Bu bağlamda, bölge karbonhidratları şu şekilde ayırır:
- Düşük glisemik indeksi ve insülin sekresyonu üzerinde zayıf uyarıcı etkisi olan olumlu;
- Yüksek bir glisemik indekse sahip olan ve eşit derecede yüksek bir insülin zirvesine neden olan olumsuz.
Faydalı karbonhidratlardır: havuç hariç tüm sebzeler ve muz ve kuru üzüm hariç tüm meyveler.
Elverişsiz karbonhidratlardır: nişastalar ve tahıllar. Bu yüzden bunlardan kaçınılmalıdır: ekmek, makarna, patates, pirinç.
doymuş yağlar ve kötü eikosanoidlerin oluşumuna yol açan çoklu doymamış bir yağ asidi olan araşidonik asit bakımından zengindir.
En iyi protein kaynakları şunlardır: balık, beyaz etler, özellikle tavuk ve hindi göğsü, devekuşu eti, yumurta akı ve az yağlı peynirler.
Kabul edilebilir protein kaynakları, örneğin yağsız domuz eti (bel, fileto ve but gibi), beyaz et parçaları (tavşan gibi), bresaola gibi yağsız kürlenmiş etler ve yağı alınmış çiğ jambondur.
En kötü seçenekler ise sosis, sakatat, yumurta sarısı, kırmızı et vb.
Bitki bazlı proteinler de iyi bir seçimdir, ancak lif nedeniyle emilmeleri azalır.
diyetten diğer yağları almalıyız.
Yağ artışından ilk sorumlu, aslında diyet lipidleri değil, karbonhidrat fazlalığı ve insülin dalgalanmaları olacaktır.

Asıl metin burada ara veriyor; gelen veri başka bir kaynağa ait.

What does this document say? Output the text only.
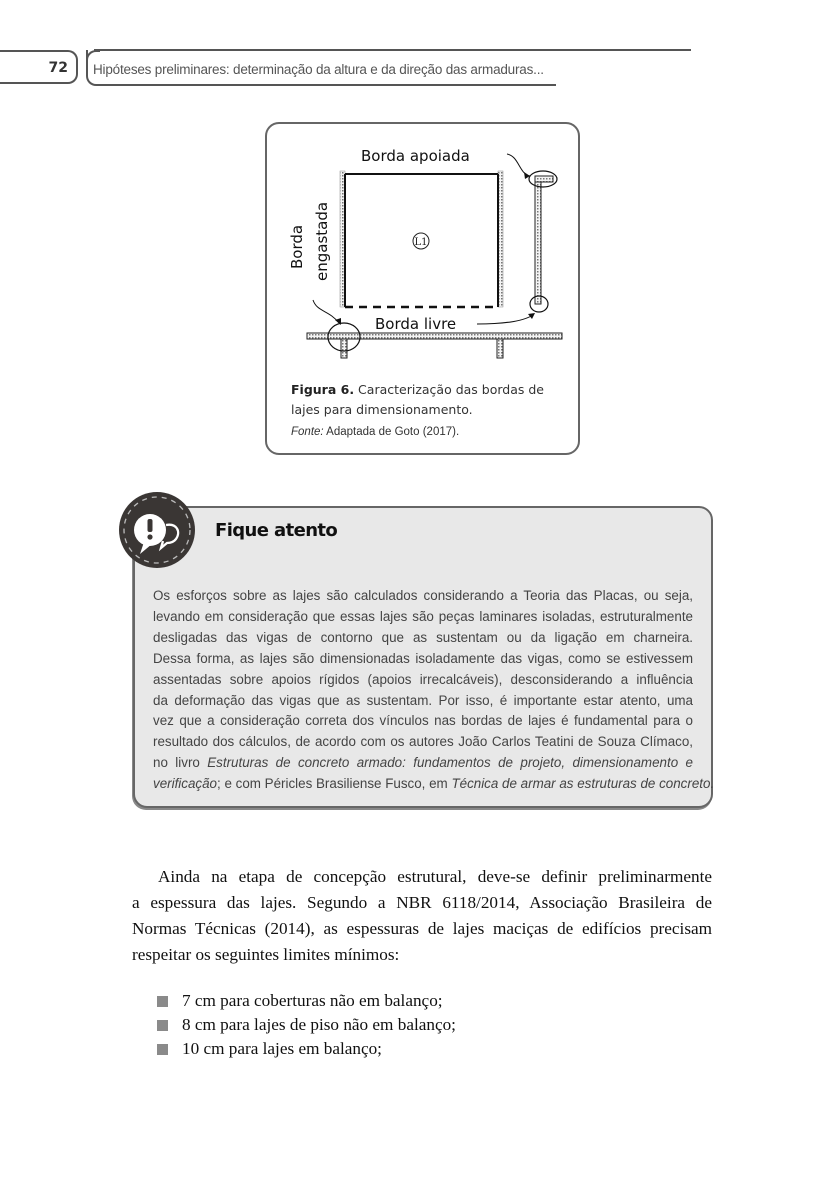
72 Hipóteses preliminares: determinação da altura e da direção das armaduras...
Borda apoiada
Borda engastada	L1
Borda livre
Figura 6. Caracterização das bordas de lajes para dimensionamento.
Fonte: Adaptada de Goto (2017).
Fique atento
Os esforços sobre as lajes são calculados considerando a Teoria das Placas, ou seja,
levando em consideração que essas lajes são peças laminares isoladas, estruturalmente
desligadas das vigas de contorno que as sustentam ou da ligação em charneira.
Dessa forma, as lajes são dimensionadas isoladamente das vigas, como se estivessem
assentadas sobre apoios rígidos (apoios irrecalcáveis), desconsiderando a influência
da deformação das vigas que as sustentam. Por isso, é importante estar atento, uma
vez que a consideração correta dos vínculos nas bordas de lajes é fundamental para o
resultado dos cálculos, de acordo com os autores João Carlos Teatini de Souza Clímaco,
no livro Estruturas de concreto armado: fundamentos de projeto, dimensionamento e
verificação; e com Péricles Brasiliense Fusco, em Técnica de armar as estruturas de concreto.
Ainda na etapa de concepção estrutural, deve-se definir preliminarmente
a espessura das lajes. Segundo a NBR 6118/2014, Associação Brasileira de
Normas Técnicas (2014), as espessuras de lajes maciças de edifícios precisam
respeitar os seguintes limites mínimos:
7 cm para coberturas não em balanço;
8 cm para lajes de piso não em balanço;
10 cm para lajes em balanço;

Mantıksal olarak nasıl seçim yapacağınızı bilmeniz gerekir, çünkü bazı lipidler - aşırıysa - potansiyel olarak zararlıdır, diğerleri ise sağlığınızı iyileştirmenize ve bölgeye girmenize izin verir. Ayrıca, yağlar karbonhidratların emilimini yavaşlatarak çok daha yavaş bir insülin tepkisi verir.
Uygun yağlar (niceliksel olarak) esas olarak bitkisel gıdalarda bulunur:
- esas olarak zeytinlerde ve sızma zeytinyağında bulunan tekli doymamış omega 9 oleik asit;
- bazı yağlı tohumlarda (keten gibi) bulunan çoklu doymamış omega 3 alfa linolenik asit - hemen hemen her zaman iyi dozlarda omega 6 linoleik asit ile kombinasyon halinde.

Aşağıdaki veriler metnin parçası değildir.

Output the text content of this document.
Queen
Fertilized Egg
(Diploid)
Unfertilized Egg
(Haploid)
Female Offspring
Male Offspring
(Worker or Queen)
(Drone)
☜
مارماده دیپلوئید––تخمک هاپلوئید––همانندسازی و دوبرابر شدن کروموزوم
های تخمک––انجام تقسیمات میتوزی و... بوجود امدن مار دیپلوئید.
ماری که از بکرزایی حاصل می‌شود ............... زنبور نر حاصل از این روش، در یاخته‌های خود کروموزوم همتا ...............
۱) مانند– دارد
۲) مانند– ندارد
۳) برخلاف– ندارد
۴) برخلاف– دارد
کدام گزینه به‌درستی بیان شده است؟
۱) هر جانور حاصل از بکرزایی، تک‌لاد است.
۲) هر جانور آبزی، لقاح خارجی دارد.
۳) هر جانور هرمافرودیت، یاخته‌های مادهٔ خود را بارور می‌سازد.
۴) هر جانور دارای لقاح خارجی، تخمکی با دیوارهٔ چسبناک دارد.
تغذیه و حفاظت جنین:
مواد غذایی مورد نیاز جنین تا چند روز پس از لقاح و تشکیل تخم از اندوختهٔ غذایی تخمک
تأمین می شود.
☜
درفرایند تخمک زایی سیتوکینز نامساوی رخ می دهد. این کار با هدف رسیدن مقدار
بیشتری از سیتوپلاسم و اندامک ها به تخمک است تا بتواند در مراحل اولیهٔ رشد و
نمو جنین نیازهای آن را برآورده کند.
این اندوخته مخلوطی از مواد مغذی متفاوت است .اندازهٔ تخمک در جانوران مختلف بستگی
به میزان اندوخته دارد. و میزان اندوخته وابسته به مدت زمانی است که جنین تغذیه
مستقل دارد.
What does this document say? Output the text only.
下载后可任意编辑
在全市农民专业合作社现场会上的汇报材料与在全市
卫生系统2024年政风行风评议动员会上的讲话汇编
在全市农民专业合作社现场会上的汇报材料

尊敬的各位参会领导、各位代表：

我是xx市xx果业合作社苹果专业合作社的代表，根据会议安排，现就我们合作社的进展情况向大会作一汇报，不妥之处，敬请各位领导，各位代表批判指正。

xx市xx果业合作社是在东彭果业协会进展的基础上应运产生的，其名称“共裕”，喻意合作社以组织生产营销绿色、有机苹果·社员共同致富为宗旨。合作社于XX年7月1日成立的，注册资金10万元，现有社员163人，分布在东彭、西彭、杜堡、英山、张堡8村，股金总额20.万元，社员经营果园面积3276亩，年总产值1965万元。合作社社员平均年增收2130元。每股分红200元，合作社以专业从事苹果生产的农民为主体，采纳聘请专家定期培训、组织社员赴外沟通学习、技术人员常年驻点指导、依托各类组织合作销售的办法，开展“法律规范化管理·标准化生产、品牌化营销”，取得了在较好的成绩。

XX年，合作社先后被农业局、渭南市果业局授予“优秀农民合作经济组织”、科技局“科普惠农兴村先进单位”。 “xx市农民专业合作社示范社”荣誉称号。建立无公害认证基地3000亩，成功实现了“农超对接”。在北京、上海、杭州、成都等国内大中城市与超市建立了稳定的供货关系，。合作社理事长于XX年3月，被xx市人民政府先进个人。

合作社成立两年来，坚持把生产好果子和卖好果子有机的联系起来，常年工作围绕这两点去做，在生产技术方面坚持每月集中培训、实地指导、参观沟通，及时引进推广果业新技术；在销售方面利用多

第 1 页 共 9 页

Ayrıca balık ve alglerde bulunan, değerli omega 3 (eikosapentaenoik asit ve dokosaheksaenoik asit) bakımından zengin yağlar da mükemmel bir seçimdir.
Olumsuz yağlar esas olarak kırmızı et, yumurta sarısı, sakatat ve tam yağlı süt, tereyağı, domuz yağı, domuz yağı, hurma yağı ve hurma çekirdeği gibi tüm doymuş yağlarda bulunan araşidonik asittir.
Kızartılmış gıdalarda ve neredeyse tüm tatlı ve tuzlu atıştırmalıklarda bulunan margarinlerde ve kızartma yağlarında temsil edilen hidrojene ve parçalanmış yağlar bile potansiyel olarak zararlıdır.